My Philippines experience continues to struggle, push back and otherwise resist my efforts to bundle it up into a tidy little blog. There are strings of environmental non-sequiturs going everywhere, giant pieces of cultural misunderstandings that I can't squish down and dangerous bits of corruption and intrigue that just won't allow themselves to be nicely summarized with a bow on top.
What has surprised me most is how quickly and easily I've slipped back into Western ways of eating, talking, washing, travelling, watching hockey, eating lobsters, etc.
To be fair, it took a minute or so.
After six months of being greeted at every turn with "Hello Sir" "Yes Sir" "Anything Sir?", I did a bit of a double-take when the Canadian customs officer said to me "How's she goin, man?" And then, like the initial shock of an unheated Canadian swimming pool, it was gone and I was paddling happily into the deep end of Canadian culture, nearly oblivious to the conspicuous absence of endless car horns, backyard roosters and low-built ceilings.
In fact, the only thing that I have really struggled with has been crossing the street.
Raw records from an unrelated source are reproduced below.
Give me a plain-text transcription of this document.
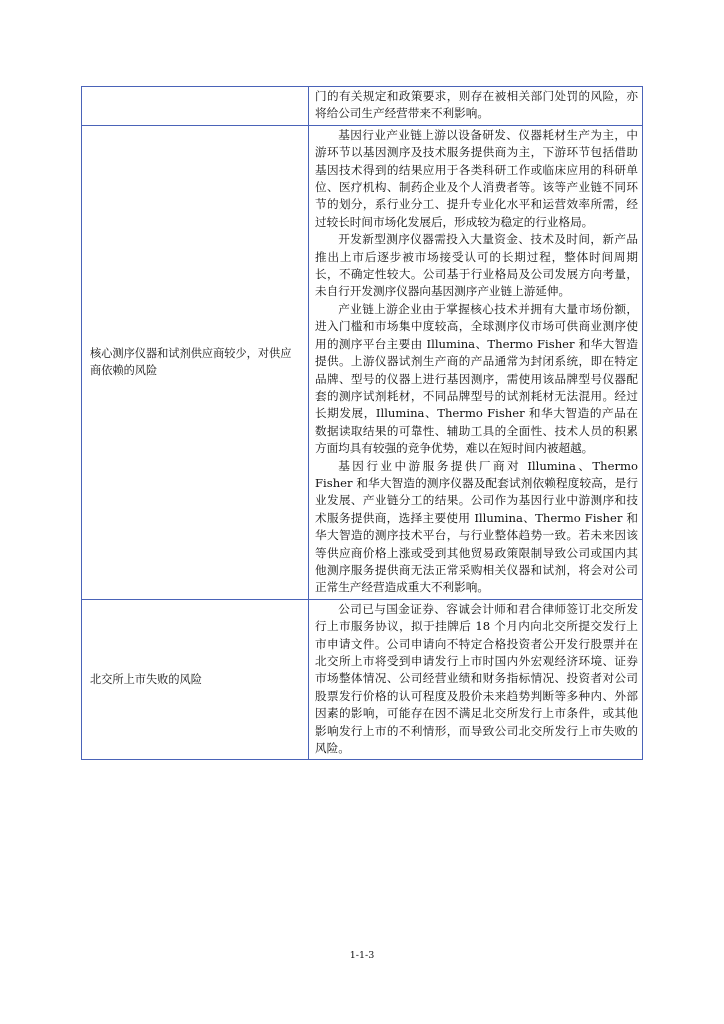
	门的有关规定和政策要求，则存在被相关部门处罚的风险，亦将给公司生产经营带来不利影响。

核心测序仪器和试剂供应商较少，对供应商依赖的风险	基因行业产业链上游以设备研发、仪器耗材生产为主，中游环节以基因测序及技术服务提供商为主，下游环节包括借助基因技术得到的结果应用于各类科研工作或临床应用的科研单位、医疗机构、制药企业及个人消费者等。该等产业链不同环节的划分，系行业分工、提升专业化水平和运营效率所需，经过较长时间市场化发展后，形成较为稳定的行业格局。

开发新型测序仪器需投入大量资金、技术及时间，新产品推出上市后逐步被市场接受认可的长期过程，整体时间周期长，不确定性较大。公司基于行业格局及公司发展方向考量，未自行开发测序仪器向基因测序产业链上游延伸。

产业链上游企业由于掌握核心技术并拥有大量市场份额，进入门槛和市场集中度较高，全球测序仪市场可供商业测序使用的测序平台主要由 Illumina、Thermo Fisher 和华大智造提供。上游仪器试剂生产商的产品通常为封闭系统，即在特定品牌、型号的仪器上进行基因测序，需使用该品牌型号仪器配套的测序试剂耗材，不同品牌型号的试剂耗材无法混用。经过长期发展，Illumina、Thermo Fisher 和华大智造的产品在数据读取结果的可靠性、辅助工具的全面性、技术人员的积累方面均具有较强的竞争优势，难以在短时间内被超越。

基因行业中游服务提供厂商对 Illumina、Thermo Fisher 和华大智造的测序仪器及配套试剂依赖程度较高，是行业发展、产业链分工的结果。公司作为基因行业中游测序和技术服务提供商，选择主要使用 Illumina、Thermo Fisher 和华大智造的测序技术平台，与行业整体趋势一致。若未来因该等供应商价格上涨或受到其他贸易政策限制导致公司或国内其他测序服务提供商无法正常采购相关仪器和试剂，将会对公司正常生产经营造成重大不利影响。

北交所上市失败的风险	公司已与国金证券、容诚会计师和君合律师签订北交所发行上市服务协议，拟于挂牌后 18 个月内向北交所提交发行上市申请文件。公司申请向不特定合格投资者公开发行股票并在北交所上市将受到申请发行上市时国内外宏观经济环境、证券市场整体情况、公司经营业绩和财务指标情况、投资者对公司股票发行价格的认可程度及股价未来趋势判断等多种内、外部因素的影响，可能存在因不满足北交所发行上市条件，或其他影响发行上市的不利情形，而导致公司北交所发行上市失败的风险。

1-1-3
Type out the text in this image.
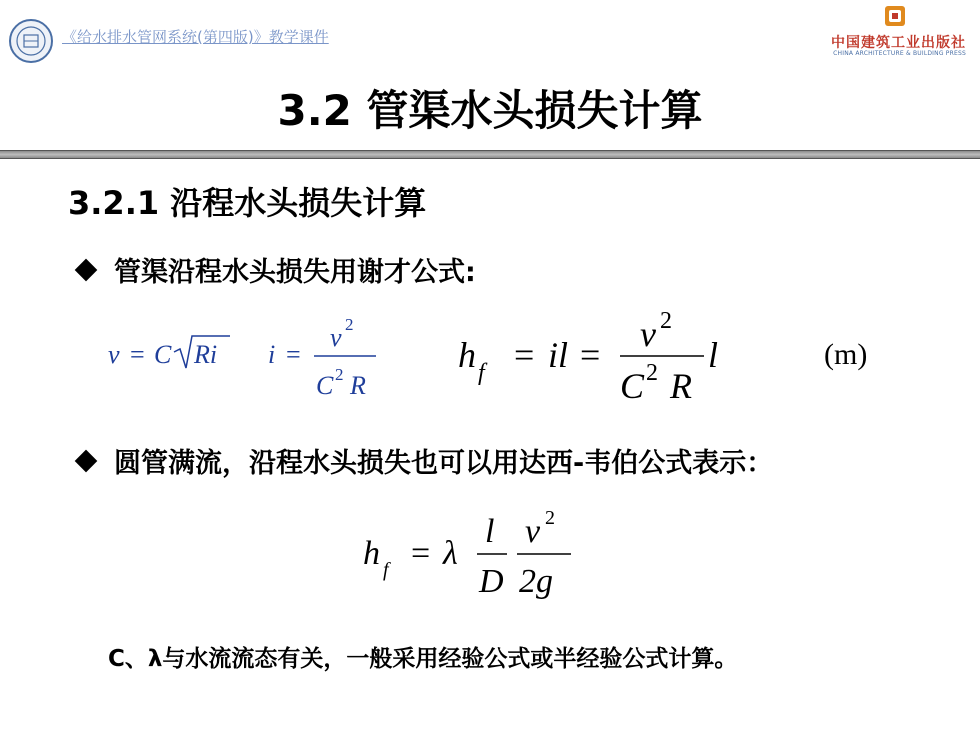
《给水排水管网系统(第四版)》教学课件	中国建筑工业出版社
CHINA ARCHITECTURE & BUILDING PRESS
3.2 管渠水头损失计算
3.2.1 沿程水头损失计算
管渠沿程水头损失用谢才公式:
v = C Ri i =
v 2
C 2 R
h f = il =
v 2
C 2 R
l	(m)
圆管满流，沿程水头损失也可以用达西-韦伯公式表示：
h f = λ
l
D
v 2
2g
C、λ与水流流态有关，一般采用经验公式或半经验公式计算。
I did my usual Filipino thing where I sauntered out into traffic, timing my walk so that I would arrive just behind a vehicle going one way, then wait in the middle for traffic to pass in the other direction.
It's not that anyone was angry with me either, since it was clear to all observers that I could not possibly be in my right mind. Everything came to a stop for a firm 100 metres in ever direction, and the concerned drivers waited patiently for me to scuttle the rest of the way across and (hopefully) find my way to whoever was withholding my medication. So crossing the street is a work in progress. But other things, like drinking tap water, turn out to be like riding a bike: you never forget.
Keep your fingers crossed that I remember how to skate as well.